After the building was handed over to the end user, their chief operator called asking for help. He saw that there was a problem. When an event happened that cause instability (boiler fault, large change in load, etc.) the system would lose control and never really recover. He was prepared to rip the controls off the wall. Of course this was a controls problem.
I asked our VP of Service to go to the job. I knew there was something wrong, but I did not see it. I explained the flow problems that I had noticed and asked him to keep an eye out. Once on site, Darrel started examining the install like I did. What my untrained eyes missed, his saw. The isolation valves were wired correctly in our panel, but went through relays which were wired inverted. The offline boilers were actually piped into the header, while the online boilers were recirculating. Presumably, heated water was flowing back to the boiler loop, then out through the offline boilers.

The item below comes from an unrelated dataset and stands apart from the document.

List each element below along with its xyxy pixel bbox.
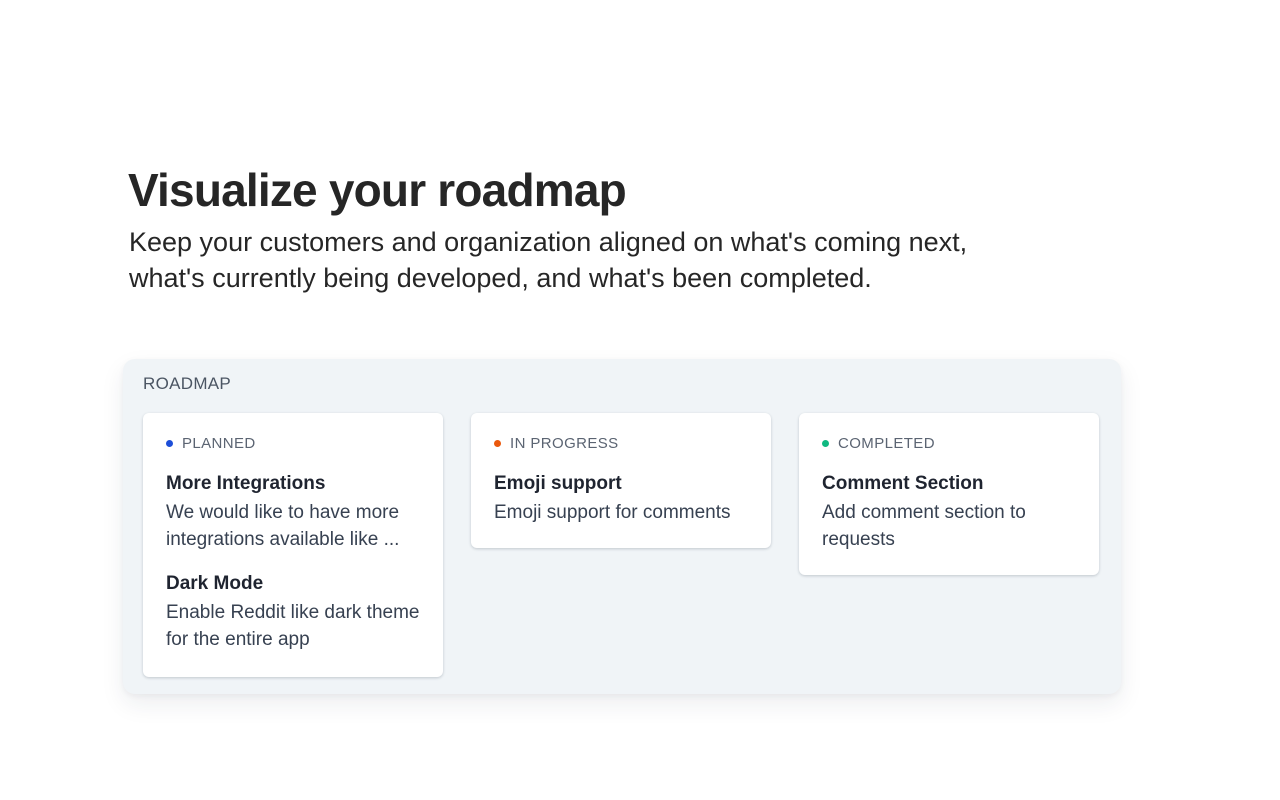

It was very satisfying personally to return to the site and see the temperatures working as they should. Everyone involved, the installer, mechanical contractor, commissioning agent, the end user and I missed this. Once fixed, the controller worked well.
It is easy to assume the controls are at fault. They are often the least understood, and therefore bear the brunt of the blame. However in times like these, the controls are simply responding to some other mechanical error. Not every problem is caused, nor can be fixed by controls.